Ciao ciao commissario di Giacomo Faenza

09.11.2022

In un bosco in Sabina sbuca la mano di un cadavere che saluta il commissario Pirrone implorandolo di trovare il suo assassino. Senza prove o indizi Pirrone ricorre al suo «metodo» speciale per districare un caso altrimenti irrisolvibile: riceve dritte che non sempre riesce a capire, mezze frasi qua e là che spesso lo confondono da personaggi storici, sapientemente tratteggiati, che hanno in comune il fatto di essere stati tutti traditi.

"Ebbene sì, Lo Cascio l'aveva evocato e lui si era manifestato: era proprio il «lui» di «ah quando c'era lui», niente meno che il Duce Benito Mussolini. Pirrone sospirò. Lui, da liberale qual era, i dittatori faceva fatica a digerirli, gli andavano di traverso. Ma dico, il pelato non poteva rivelarsi a Lo Cascio che certamente avrebbe apprezzato di più! Mussolini era vestito in borghese per non farsi riconoscere, aveva con sé una valigetta di cuoio, da come la teneva stretta doveva contenere documenti molto preziosi. «Vogliono questa» dichiarò il Duce indicando la valigetta e strizzando l'occhio a Pirrone...«Con chi ce l'hai?» gli chiese Pirrone, temendo ce l'avesse con lui. «Con quella sinistra figura di Grandi! Ha proposto un ordine del giorno per sfiduciarmi, il cane! A guerra mondiale in corso, ti rendi conto? Follia!» ... «Assassini, traditori, è la stessa cosa. Cerchi due assassini, giusto? Allora cercali tra i traditori!»"

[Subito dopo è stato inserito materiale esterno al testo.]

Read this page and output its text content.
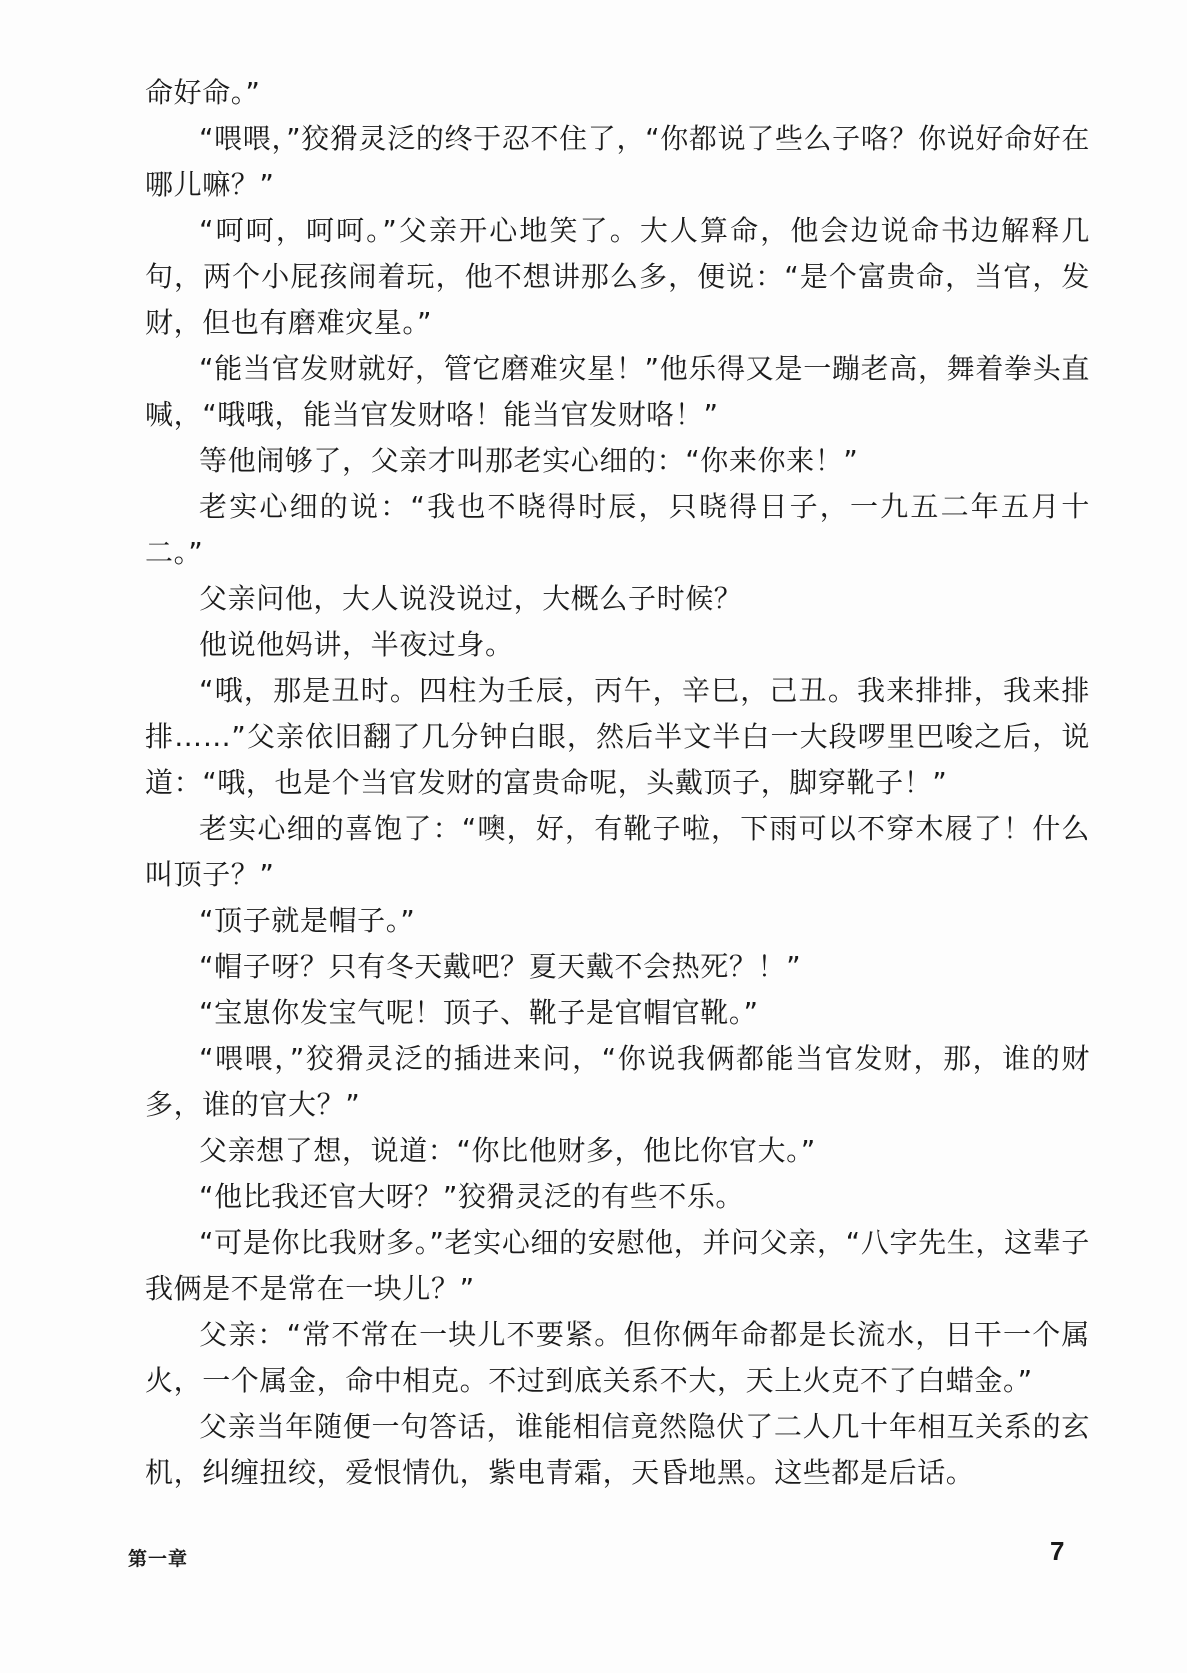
命好命。”

“喂喂，”狡猾灵泛的终于忍不住了，“你都说了些么子咯？你说好命好在哪儿嘛？”

“呵呵，呵呵。”父亲开心地笑了。大人算命，他会边说命书边解释几句，两个小屁孩闹着玩，他不想讲那么多，便说：“是个富贵命，当官，发财，但也有磨难灾星。”

“能当官发财就好，管它磨难灾星！”他乐得又是一蹦老高，舞着拳头直喊，“哦哦，能当官发财咯！能当官发财咯！”

等他闹够了，父亲才叫那老实心细的：“你来你来！”

老实心细的说：“我也不晓得时辰，只晓得日子，一九五二年五月十二。”

父亲问他，大人说没说过，大概么子时候？

他说他妈讲，半夜过身。

“哦，那是丑时。四柱为壬辰，丙午，辛巳，己丑。我来排排，我来排排……”父亲依旧翻了几分钟白眼，然后半文半白一大段啰里巴唆之后，说道：“哦，也是个当官发财的富贵命呢，头戴顶子，脚穿靴子！”

老实心细的喜饱了：“噢，好，有靴子啦，下雨可以不穿木屐了！什么叫顶子？”

“顶子就是帽子。”

“帽子呀？只有冬天戴吧？夏天戴不会热死？！”

“宝崽你发宝气呢！顶子、靴子是官帽官靴。”

“喂喂，”狡猾灵泛的插进来问，“你说我俩都能当官发财，那，谁的财多，谁的官大？”

父亲想了想，说道：“你比他财多，他比你官大。”

“他比我还官大呀？”狡猾灵泛的有些不乐。

“可是你比我财多。”老实心细的安慰他，并问父亲，“八字先生，这辈子我俩是不是常在一块儿？”

父亲：“常不常在一块儿不要紧。但你俩年命都是长流水，日干一个属火，一个属金，命中相克。不过到底关系不大，天上火克不了白蜡金。”

父亲当年随便一句答话，谁能相信竟然隐伏了二人几十年相互关系的玄机，纠缠扭绞，爱恨情仇，紫电青霜，天昏地黑。这些都是后话。

第一章	7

Mussolini gli racconta del delitto Matteotti, gli offre il carteggio Hitler Churchill e lo consiglia di cercare i due assassini tra i traditori (per lui i suoi gerarchi); passeggiando ai Fori romani incontra Cesare che gli dice che essere assassinati è brutto perché non si ha il diritto di replica e gli spiega come i senatori siano marmaglia. Edipo, tradito dalla sorte, gli suggerisce di non farsi condizionare dall'ambiente; Salvator Allende gli conferma che la ferita peggiore è il tradimento (nel suo caso quello di Pinochet) mentre per Claude Monet la pittura è come la vita: le cose viste troppo da vicino ci sfuggono. Tra un assassinio e l'altro Pirrone indaga su se stesso, sulle facili morali e sui costumi politicamente corretti e moralmente deprecabili. Finito il libro, senti che già Pirrone ti manca.

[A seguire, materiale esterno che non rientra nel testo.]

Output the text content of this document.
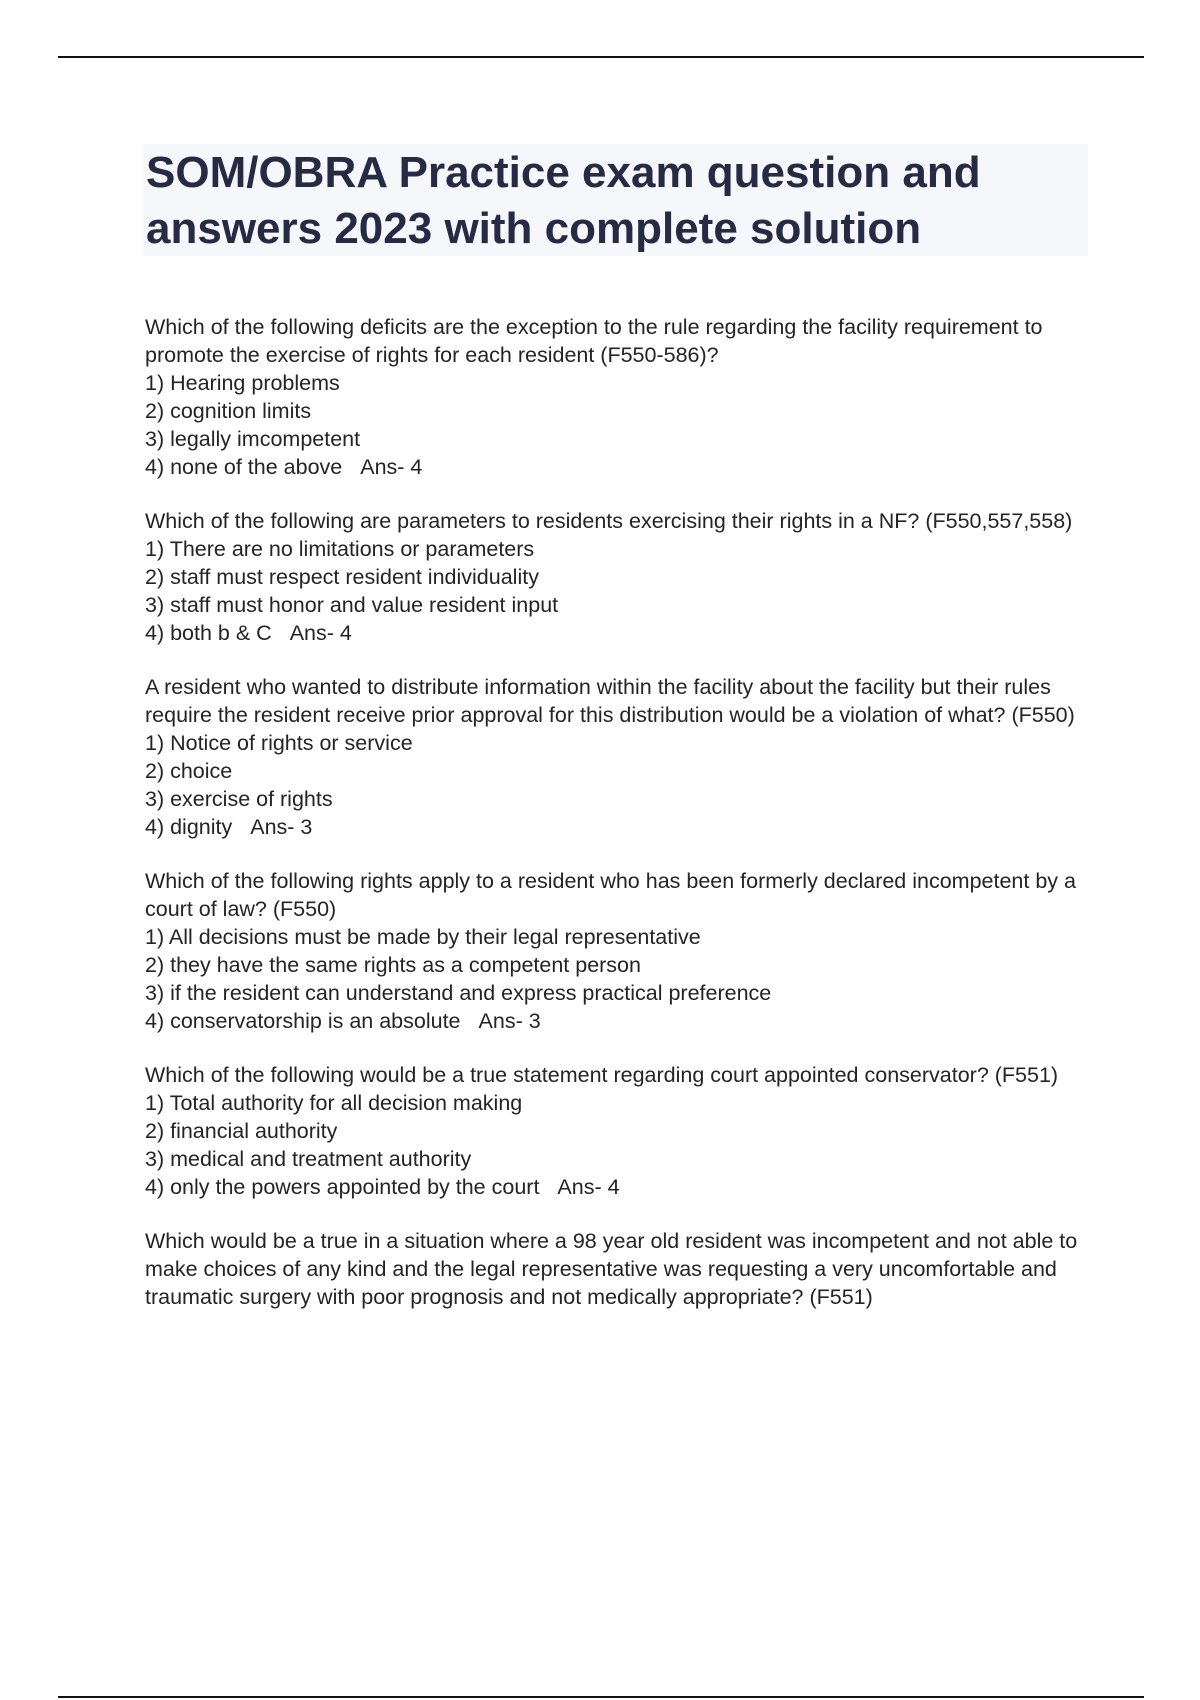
SOM/OBRA Practice exam question and answers 2023 with complete solution

Which of the following deficits are the exception to the rule regarding the facility requirement to promote the exercise of rights for each resident (F550-586)?

1) Hearing problems

2) cognition limits

3) legally imcompetent

4) none of the above Ans- 4

Which of the following are parameters to residents exercising their rights in a NF? (F550,557,558)

1) There are no limitations or parameters

2) staff must respect resident individuality

3) staff must honor and value resident input

4) both b & C Ans- 4

A resident who wanted to distribute information within the facility about the facility but their rules require the resident receive prior approval for this distribution would be a violation of what? (F550)

1) Notice of rights or service

2) choice

3) exercise of rights

4) dignity Ans- 3

Which of the following rights apply to a resident who has been formerly declared incompetent by a court of law? (F550)

1) All decisions must be made by their legal representative

2) they have the same rights as a competent person

3) if the resident can understand and express practical preference

4) conservatorship is an absolute Ans- 3

Which of the following would be a true statement regarding court appointed conservator? (F551)

1) Total authority for all decision making

2) financial authority

3) medical and treatment authority

4) only the powers appointed by the court Ans- 4

Which would be a true in a situation where a 98 year old resident was incompetent and not able to make choices of any kind and the legal representative was requesting a very uncomfortable and traumatic surgery with poor prognosis and not medically appropriate? (F551)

Giacomo Faenza ci porta nella sua Roma e conosciamo il commissario Pirrone, uomo che punta alla pensione, anche se non è ancora così vicina. E' un personaggio che ama veramente il suo lavoro, vuole scoprire la verità perché i cadaveri che incontra nel suo percorso in qualche modo chiedono giustizia e lui farà tutto ciò che è in suo potere per scoprirla. E' un personaggio buono, abile ma a volte maldestro soprattutto se la gelosia prende il sopravvento. E' coerente, deciso ma anche insicuro delle sue potenzialità, è molto colto ma l'ho visto, anzi sentito molto stanco delle falsità da cui è circondato. Pirrone ha un segreto che non svela nemmeno alla sua adorata figlia: riceve delle dritte per le indagini che segue ma non sono semplici informatori che non vogliono e non possono farsi vedere bensì persone famose, del passato, che lo fanno ragionare tanto da arrivare alla verità. Incontreremo Mussolini, Edipo e persino Socrate, per citarne alcuni.

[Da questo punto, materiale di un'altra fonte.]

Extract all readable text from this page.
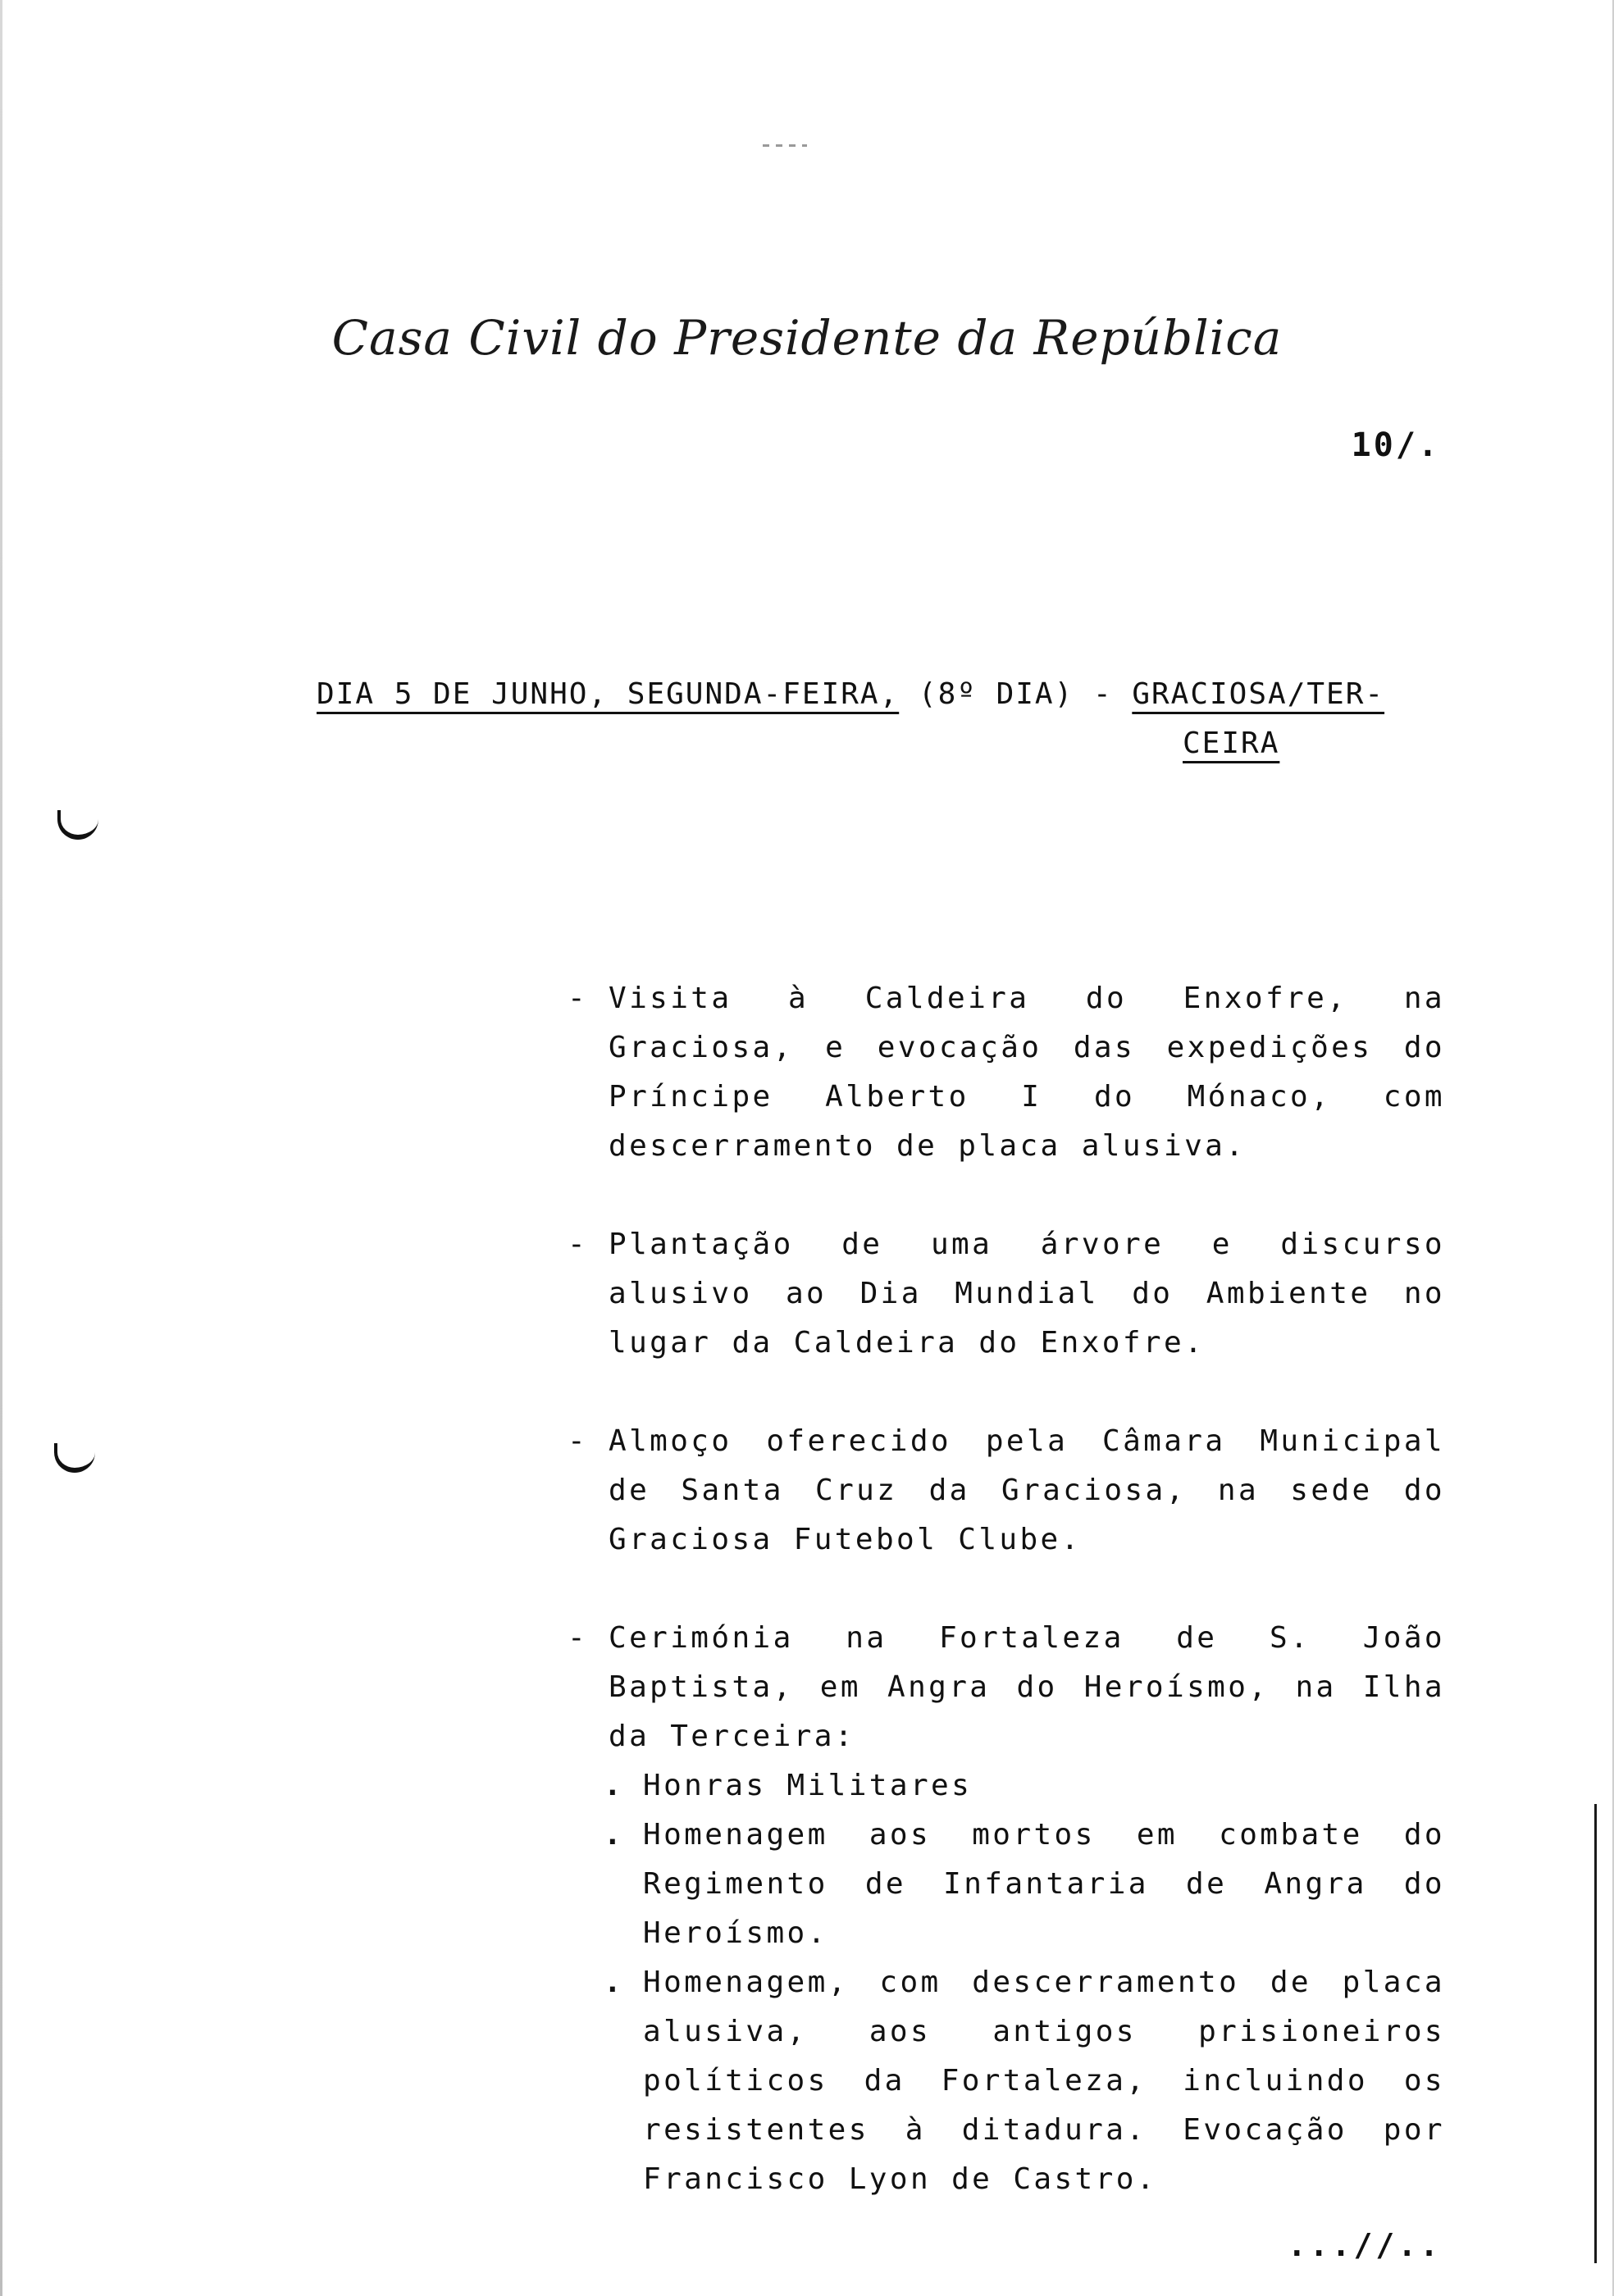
Casa Civil do Presidente da República
10/.
DIA 5 DE JUNHO, SEGUNDA-FEIRA, (8º DIA) - GRACIOSA/TER-
CEIRA
- Visita à Caldeira do Enxofre, na Graciosa, e evocação das expedições do Príncipe Alberto I do Mónaco, com descerramento de placa alusiva.
- Plantação de uma árvore e discurso alusivo ao Dia Mundial do Ambiente no lugar da Caldeira do Enxofre.
- Almoço oferecido pela Câmara Municipal de Santa Cruz da Graciosa, na sede do Graciosa Futebol Clube.
- Cerimónia na Fortaleza de S. João Baptista, em Angra do Heroísmo, na Ilha da Terceira:
. Honras Militares
. Homenagem aos mortos em combate do Regimento de Infantaria de Angra do Heroísmo.
. Homenagem, com descerramento de placa alusiva, aos antigos prisioneiros políticos da Fortaleza, incluindo os resistentes à ditadura. Evocação por Francisco Lyon de Castro.
...//..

Il romanzo è scritto bene, è scorrevole e accattivante e ci sono alcune parti allegre e comiche che mi hanno fatto sorridere. Giacomo Faenza traccia una storia gialla seguendo i colleghi precedenti, donando grande importanza al territorio moderno ma anche a quello storico permettendo di scoprire cose di cui non è detto che tutti ne siano a conoscenza. E' un romanzo molto interessante che potrebbe essere considerato anche formativo perché tramite le dritte che Pirrone riceve dai personaggi famosi si hanno notizie che difficilmente possono essere trovate sui libri di storia. Questa parte mi è piaciuta molto, mi ha affascinata e catturata ancora di più. Bellissime le descrizioni di Roma, città eterna che con i monumenti storici ancora vivi ai giorni nostri regala un viaggio incredibile.